Mario Rinvolucri è insegnante, formatore e autore. Ha lavorato 32 anni per Pilgrims e ha curato a lungo la rivista elettronica Humanising Language Teaching. Fra i suoi libri: Creative Writing, con Christine Frank (Helbling), Multiple Intelligences in EFL, con H. Puchta (Helbling), Unlocking Self-Expression through NLP, con J. Baker (Delta Books), Vocabulary, con J. Morgan (OUP), Humanising your Coursebook (Delta Books), Using the Mother Tongue, con S. Deller (Delta Books), Ways of Doing, con P. Davis e B. Garside (CUP), Imagine That, con H. Puchta and J. Arnold. Mario è anche autore, con I. Fletcher de Tellez, di un CD-ROM, Mindgame (Clarity, Hong Kong 2000).

“Le parole sono diventate un’ossessione. Le raccolgo, le metto da parte come uno scoiattolo che fa scorta di noci per l’inverno, le ingollo e non mi basta mai. Ma a forza di mandarne giù magari riesco a incorporare la lingua, a farne parte della mia psiche e del mio corpo”. Sono parole di una studentessa speciale, Eva Hoffman, che lascia la Polonia per il Canada, nel 1959 (Lost in translation, Penguin Books, New York 1989. Ne esiste una traduzione italiana, dal titolo Come si dice, edita da Donzelli nel 1996). Una nuova vita, una nuova lingua. Mi colpiscono due cose: l’identificazione fra lingua e parole, l’idea che si accumulino parole, si incorpori quindi una lingua, come si raccolgono e divorano noccioline, cioè come tanti elementi discreti. Una visione ingenua, secondo quanto direbbero molti glottodidatti e esperti di linguaggio. Vorrei un tuo commento.

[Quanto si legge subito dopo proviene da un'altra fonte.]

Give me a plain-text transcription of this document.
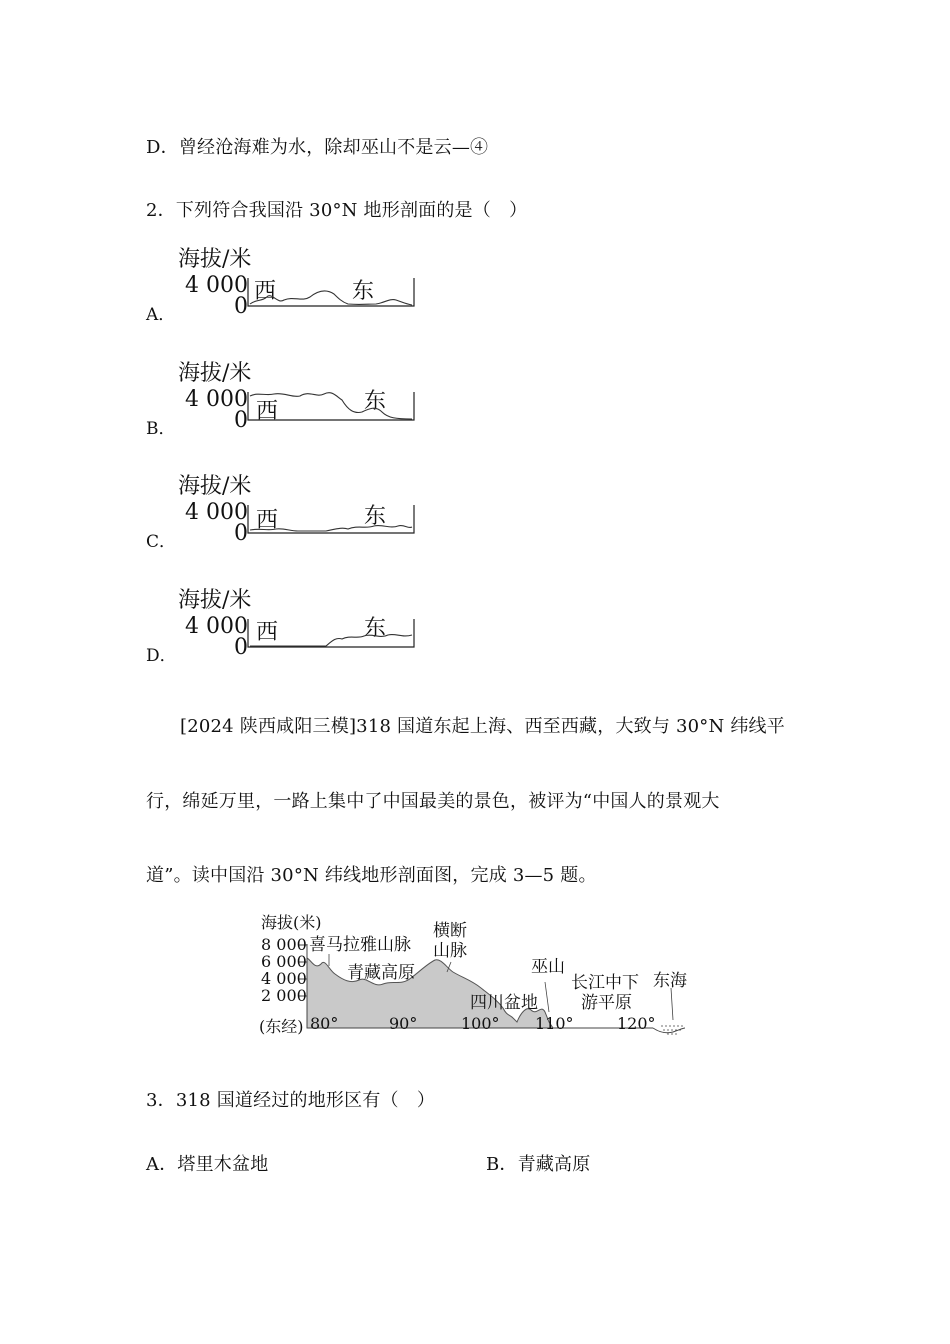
D．曾经沧海难为水，除却巫山不是云—④
2．下列符合我国沿 30°N 地形剖面的是（　）
A．
海拔/米
4 000
0
西	东
B．
海拔/米
4 000
0 西	东
C．
海拔/米
4 000
0
西	东
D．
海拔/米
4 000
0
西	东
[2024 陕西咸阳三模]318 国道东起上海、西至西藏，大致与 30°N 纬线平
行，绵延万里，一路上集中了中国最美的景色，被评为“中国人的景观大
道”。读中国沿 30°N 纬线地形剖面图，完成 3—5 题。
海拔(米)
8 000
6 000
4 000
2 000
(东经) 80°	90°	100° 110°	120°
喜马拉雅山脉
横断
山脉
青藏高原	巫山
四川盆地
长江中下
游平原
东海
3．318 国道经过的地形区有（　）
A．塔里木盆地	B．青藏高原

John Morgan e io la pensiamo proprio come Eva Hoffman. Introducendo l’edizione 2004 di Vocabulary abbiamo scritto che imparare una parola è un processo relazionale. Lo si potrebbe descrivere un “fare amicizia con le parole della lingua straniera”. Non condividiamo l’idea secondo cui una parola è un puro significante, una specie di etichetta da applicare a un significato che sta là, nel mondo. È davvero molto più di questo. Se una parola non è che un’etichetta, perché gli studenti una la ricordano apparentemente senza sforzo e invece un’altra, incontrata in condizioni identiche, non gli entra proprio in testa? Proprio come uno sguardo, un movimento, un’osservazione casuale, un tono di voce o un qualsiasi elemento nell’ambiente può influenzare la nostra prima impressione di una persona, così la nostra percezione di una parola può risentire di cose come:

il suono delle vocali
il suono delle consonanti
la sensazione che si prova, pronunciandola, nei polmoni, nella gola, della bocca, sulla lingua e nel naso
la tonalità
l’altezza
la velocità di enunciazione
le parole cui si accompagna
come si scrive
la sua forma sulla pagina o sullo schermo
le associazioni convenzionali
le categorie semantiche e sintattiche cui sembra appartenere
associazioni letterarie
associazioni personali del singolo studente
la sua capacità di evocare immagini sensoriali variabili da persona a persona
le circostanze in cui si è incontrata

Se accetti che una parola abbia queste caratteristiche o aspetti e altri ancora, allora è chiaro che imparare il suono, la forma e il significato ordinario della parola vuol dire conoscerla e possederla solo in minima parte. Il sistema fonologico di una nuova lingua si può impararlo in pochi giorni, per la grammatica ci vorrà qualche settimana. Ma imparare diecimila parole, con le loro associazioni, connotazioni e collocazioni è un’impresa molto più complessa, che richiederà anni di esposizione e pratica costante. La grammatica e le regole fonologiche sono sistemi che si possono imparare in modo cosciente da giovani e da adulti, giovandosi magari dell’aiuto di un insegnante esperto di questi sistemi, ma imparare le parole è un’impresa che può essere affrontata con successo solo nel tempo e solo dall’oceanica mente linguistica inconscia dell’apprendente. Insomma, sottoscrivo completamente le parole di Eva Hoffman.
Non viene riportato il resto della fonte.